AI-Powered Voice Separation Algorithms: Testing Accuracy in Reconstructing Fundamental Frequency for Vocal Analysis | JoVE Visualize

Area of Science:

Music Information Retrieval
Signal Processing
Acoustic Analysis

Background:

Singing voice analysis typically requires high-quality recordings, limiting research on commercial recordings (CRs).
CRs present challenges like complex accompaniment, recording artifacts, and post-production, hindering accurate fundamental frequency (f_o) extraction.
Existing voice separation methods need evaluation for their efficacy in analyzing f_o from imperfect CRs.

Purpose of the Study:

To evaluate the effectiveness of voice separation techniques for reliable fundamental frequency (f_o) extraction from commercial recordings.
To compare the performance of different AI-based separation methods against baselines under varying signal-to-noise ratios (SNRs).
To determine the feasibility of using these methods for large-scale analysis of singing voice characteristics in archival and commercial audio.

Main Methods:

Synthesized vocals with ground-truth f_o were mixed with instrumental introductions from seven commercial recordings at five SNRs (-12 to +12 dB).
Applied methods included unfiltered baseline, bandpass filtering (2.2-6 kHz), iZotope RX10, Music.ai, and robust principal component analysis (RPCA).
Extracted f_o contours using Praat and compared them to ground truth via success rate, resolved rate (≤10 cents deviation), and receiver operating characteristic analysis.

Main Results:

Music.ai demonstrated the most robust performance, achieving over 80% success at SNR ≥ 0 dB and degrading least at lower SNRs.
iZotope RX10 performed similarly at positive SNRs but showed greater decline with increased noise.
Bandpass filtering was comparable to top separation methods at higher SNRs; RPCA showed lower overall accuracy.

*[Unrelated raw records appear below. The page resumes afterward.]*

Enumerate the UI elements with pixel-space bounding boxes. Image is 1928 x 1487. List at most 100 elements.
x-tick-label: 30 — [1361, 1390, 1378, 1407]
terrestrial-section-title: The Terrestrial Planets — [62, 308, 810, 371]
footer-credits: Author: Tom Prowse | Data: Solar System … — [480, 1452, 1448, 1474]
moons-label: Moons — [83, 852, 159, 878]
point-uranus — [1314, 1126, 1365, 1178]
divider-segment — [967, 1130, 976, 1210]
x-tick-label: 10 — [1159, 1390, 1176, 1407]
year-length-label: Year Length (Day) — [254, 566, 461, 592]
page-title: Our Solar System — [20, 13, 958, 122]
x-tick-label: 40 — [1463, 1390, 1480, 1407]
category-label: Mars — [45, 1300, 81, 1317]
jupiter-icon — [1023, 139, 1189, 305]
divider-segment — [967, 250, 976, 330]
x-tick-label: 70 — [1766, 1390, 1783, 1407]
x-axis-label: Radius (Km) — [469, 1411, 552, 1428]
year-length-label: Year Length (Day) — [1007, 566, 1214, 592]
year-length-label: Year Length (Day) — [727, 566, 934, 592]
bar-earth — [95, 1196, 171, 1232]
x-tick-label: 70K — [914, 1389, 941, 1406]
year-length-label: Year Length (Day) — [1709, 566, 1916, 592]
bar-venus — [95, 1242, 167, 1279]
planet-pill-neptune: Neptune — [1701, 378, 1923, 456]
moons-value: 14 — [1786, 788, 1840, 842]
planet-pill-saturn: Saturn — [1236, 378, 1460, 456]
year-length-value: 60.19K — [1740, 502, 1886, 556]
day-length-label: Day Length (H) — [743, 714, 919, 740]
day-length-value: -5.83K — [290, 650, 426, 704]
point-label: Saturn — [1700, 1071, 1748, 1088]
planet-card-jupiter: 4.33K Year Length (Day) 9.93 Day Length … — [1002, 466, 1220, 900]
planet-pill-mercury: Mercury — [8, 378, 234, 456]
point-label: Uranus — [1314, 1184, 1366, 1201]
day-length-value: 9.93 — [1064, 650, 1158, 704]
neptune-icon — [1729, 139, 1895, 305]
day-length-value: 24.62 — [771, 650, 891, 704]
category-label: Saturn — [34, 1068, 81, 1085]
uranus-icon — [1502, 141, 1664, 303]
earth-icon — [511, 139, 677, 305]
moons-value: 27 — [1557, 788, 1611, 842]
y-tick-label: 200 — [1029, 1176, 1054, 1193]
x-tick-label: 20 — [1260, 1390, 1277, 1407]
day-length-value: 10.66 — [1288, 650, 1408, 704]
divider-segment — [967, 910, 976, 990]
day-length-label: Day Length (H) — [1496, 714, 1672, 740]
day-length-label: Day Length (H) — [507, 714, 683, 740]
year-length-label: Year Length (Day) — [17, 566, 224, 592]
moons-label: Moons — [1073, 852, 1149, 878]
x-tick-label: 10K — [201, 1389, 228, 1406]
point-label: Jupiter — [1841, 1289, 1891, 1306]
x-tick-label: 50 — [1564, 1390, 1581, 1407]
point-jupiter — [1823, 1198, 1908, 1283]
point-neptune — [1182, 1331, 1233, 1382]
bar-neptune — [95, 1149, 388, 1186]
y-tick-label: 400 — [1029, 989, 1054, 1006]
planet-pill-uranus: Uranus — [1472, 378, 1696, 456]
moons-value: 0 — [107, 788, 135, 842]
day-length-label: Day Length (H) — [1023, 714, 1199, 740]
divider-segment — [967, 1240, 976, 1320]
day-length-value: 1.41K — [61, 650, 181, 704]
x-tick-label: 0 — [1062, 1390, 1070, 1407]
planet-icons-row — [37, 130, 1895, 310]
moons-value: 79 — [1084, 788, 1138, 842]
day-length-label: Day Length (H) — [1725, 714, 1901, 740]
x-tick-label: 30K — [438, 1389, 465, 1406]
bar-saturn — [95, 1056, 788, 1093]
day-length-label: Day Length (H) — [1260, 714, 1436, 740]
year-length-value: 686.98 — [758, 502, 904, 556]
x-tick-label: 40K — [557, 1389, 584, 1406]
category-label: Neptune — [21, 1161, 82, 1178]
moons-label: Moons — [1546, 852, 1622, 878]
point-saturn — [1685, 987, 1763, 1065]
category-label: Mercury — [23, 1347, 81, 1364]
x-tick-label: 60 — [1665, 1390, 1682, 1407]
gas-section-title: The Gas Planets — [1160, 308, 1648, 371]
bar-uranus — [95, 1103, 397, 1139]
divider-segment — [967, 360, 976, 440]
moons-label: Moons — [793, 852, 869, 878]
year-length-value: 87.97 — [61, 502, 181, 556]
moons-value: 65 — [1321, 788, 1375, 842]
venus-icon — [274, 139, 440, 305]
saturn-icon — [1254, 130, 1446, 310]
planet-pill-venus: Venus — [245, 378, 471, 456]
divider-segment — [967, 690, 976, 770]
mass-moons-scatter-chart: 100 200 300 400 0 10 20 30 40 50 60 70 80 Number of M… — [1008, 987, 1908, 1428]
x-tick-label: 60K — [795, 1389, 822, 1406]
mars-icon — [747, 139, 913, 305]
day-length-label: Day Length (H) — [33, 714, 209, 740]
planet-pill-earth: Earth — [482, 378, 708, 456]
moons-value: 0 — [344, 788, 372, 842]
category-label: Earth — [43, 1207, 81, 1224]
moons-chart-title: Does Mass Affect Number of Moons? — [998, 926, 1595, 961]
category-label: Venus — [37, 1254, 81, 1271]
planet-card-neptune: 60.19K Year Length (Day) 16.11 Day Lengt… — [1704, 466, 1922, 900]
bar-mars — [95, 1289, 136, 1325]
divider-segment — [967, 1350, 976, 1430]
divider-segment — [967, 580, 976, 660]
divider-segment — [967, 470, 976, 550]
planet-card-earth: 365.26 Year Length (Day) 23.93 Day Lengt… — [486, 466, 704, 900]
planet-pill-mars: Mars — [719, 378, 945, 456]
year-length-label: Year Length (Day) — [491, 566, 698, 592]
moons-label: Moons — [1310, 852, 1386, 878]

Accuracy decreased below 0 dB and was influenced by accompaniment complexity and recording quality.

Conclusions:

AI-based voice separation methods, particularly Music.ai, can significantly enhance the analysis of singing voices in commercial and archival recordings.
These advancements make large-scale studies of vocal style and technique more feasible.
Continued validation across diverse genres and recording conditions is crucial to ensure reliable insights into vocal expression and performance nuances.